As you can no doubt recall, that particular parable tells of a shepherd boy who, lonely at night while tending his sheep, got the local villagers all riled up by crying "Wolf" a few times, until he was finally gobbled up by a real wolf.
A while back, an Alberta town councillor named Dar Heatherington seems to have started this disturbing trend, when she claimed she had been abducted, drugged and sexually assaulted - when in fact, police investigators discovered she had actually skipped out to Las Vegas for a little fun.
A little more recently, the case of the 'Runaway Bride' caught the media's attention, as her similar claim of abduction turned out to be a case of pre-wedding jitters and incredibly bad judgment. And, last week a young Sikh boy in the lower mainland claimed a few racist white men had yanked his turban off his head, cut his hair (a sacred thing to Sikhs) and beat him up. After some brief investigations, this too proved false.
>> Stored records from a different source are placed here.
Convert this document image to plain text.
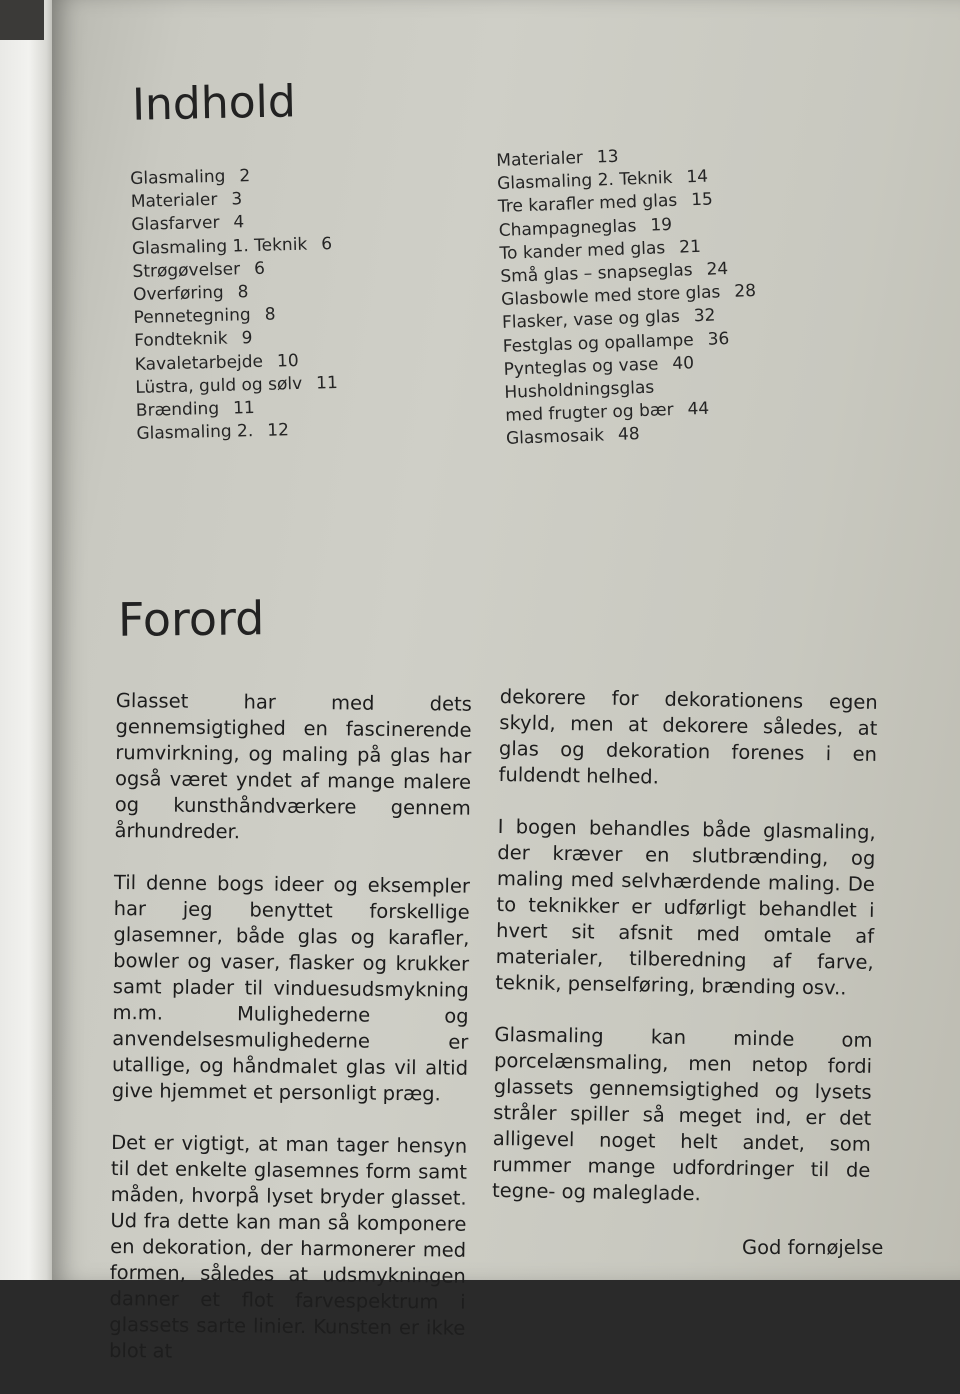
Indhold
Glasmaling 2
Materialer 3
Glasfarver 4
Glasmaling 1. Teknik 6
Strøgøvelser 6
Overføring 8
Pennetegning 8
Fondteknik 9
Kavaletarbejde 10
Lüstra, guld og sølv 11
Brænding 11
Glasmaling 2. 12
Materialer 13
Glasmaling 2. Teknik 14
Tre karafler med glas 15
Champagneglas 19
To kander med glas 21
Små glas – snapseglas 24
Glasbowle med store glas 28
Flasker, vase og glas 32
Festglas og opallampe 36
Pynteglas og vase 40
Husholdningsglas
med frugter og bær 44
Glasmosaik 48
Forord

Glasset har med dets gennemsigtighed en fascinerende rumvirkning, og maling på glas har også været yndet af mange malere og kunsthåndværkere gennem århundreder.

Til denne bogs ideer og eksempler har jeg benyttet forskellige glasemner, både glas og karafler, bowler og vaser, flasker og krukker samt plader til vinduesudsmykning m.m. Mulighederne og anvendelsesmulighederne er utallige, og håndmalet glas vil altid give hjemmet et personligt præg.

Det er vigtigt, at man tager hensyn til det enkelte glasemnes form samt måden, hvorpå lyset bryder glasset. Ud fra dette kan man så komponere en dekoration, der harmonerer med formen, således at udsmykningen danner et flot farvespektrum i glassets sarte linier. Kunsten er ikke blot at

dekorere for dekorationens egen skyld, men at dekorere således, at glas og dekoration forenes i en fuldendt helhed.

I bogen behandles både glasmaling, der kræver en slutbrænding, og maling med selvhærdende maling. De to teknikker er udførligt behandlet i hvert sit afsnit med omtale af materialer, tilberedning af farve, teknik, penselføring, brænding osv..

Glasmaling kan minde om porcelænsmaling, men netop fordi glassets gennemsigtighed og lysets stråler spiller så meget ind, er det alligevel noget helt andet, som rummer mange udfordringer til de tegne- og maleglade.

God fornøjelse
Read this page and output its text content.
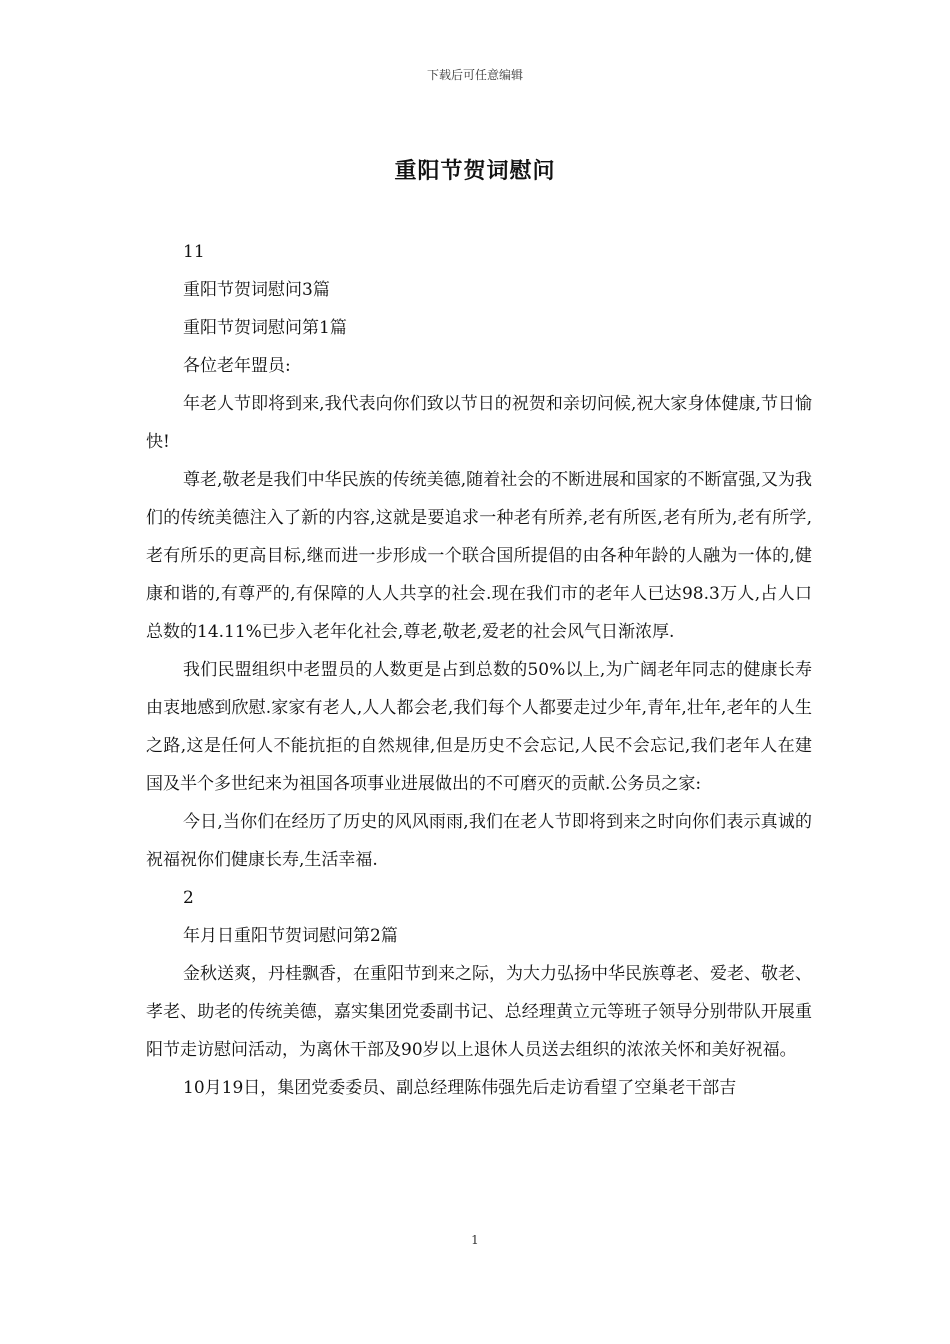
下载后可任意编辑
重阳节贺词慰问

11

重阳节贺词慰问3篇

重阳节贺词慰问第1篇

各位老年盟员:

年老人节即将到来,我代表向你们致以节日的祝贺和亲切问候,祝大家身体健康,节日愉快!

尊老,敬老是我们中华民族的传统美德,随着社会的不断进展和国家的不断富强,又为我们的传统美德注入了新的内容,这就是要追求一种老有所养,老有所医,老有所为,老有所学,老有所乐的更高目标,继而进一步形成一个联合国所提倡的由各种年龄的人融为一体的,健康和谐的,有尊严的,有保障的人人共享的社会.现在我们市的老年人已达98.3万人,占人口总数的14.11%已步入老年化社会,尊老,敬老,爱老的社会风气日渐浓厚.

我们民盟组织中老盟员的人数更是占到总数的50%以上,为广阔老年同志的健康长寿由衷地感到欣慰.家家有老人,人人都会老,我们每个人都要走过少年,青年,壮年,老年的人生之路,这是任何人不能抗拒的自然规律,但是历史不会忘记,人民不会忘记,我们老年人在建国及半个多世纪来为祖国各项事业进展做出的不可磨灭的贡献.公务员之家:

今日,当你们在经历了历史的风风雨雨,我们在老人节即将到来之时向你们表示真诚的祝福祝你们健康长寿,生活幸福.

2

年月日重阳节贺词慰问第2篇

金秋送爽，丹桂飘香，在重阳节到来之际，为大力弘扬中华民族尊老、爱老、敬老、孝老、助老的传统美德，嘉实集团党委副书记、总经理黄立元等班子领导分别带队开展重阳节走访慰问活动，为离休干部及90岁以上退休人员送去组织的浓浓关怀和美好祝福。

10月19日，集团党委委员、副总经理陈伟强先后走访看望了空巢老干部吉

1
And last week, right here in Squamish (and presented on the front page of The Chief) local RCMP received a report that a man in a basement suite in Dentville had a firearm and was threatening people who were inside. Naturally, the RCMP mobilized into action, called in Emergency Response Teams (ERT), bomb teams, canine teams and sharpshooters. Two blocks in Dentville were blocked off and for five, tense hours no one really knew what was happening. More than one person who had been at that basement suite had reported that the man had a firearm, so no one can blame the RCMP for calling in the cavalry. We now find out that the guy apparently didn't even have a firearm, although he did allegedly utter threats. Again, we the citizens will be footing the bill for that little incident.
These latter-day wolf criers all need to be made to pay for their fibs, both socially and monetarily. Heatherington and the 'Runaway Bride' were charged with making false reports, but the young Sikh boy will only go through the restorative justice program.
Squamish RCMP should charge those who made up the Dentville firearm story. Someone other than the taxpayers has to foot the bill in these cases.
If not, maybe we can send the storytelling offenders off to spend some time with an elderly woman in a gingerbread house.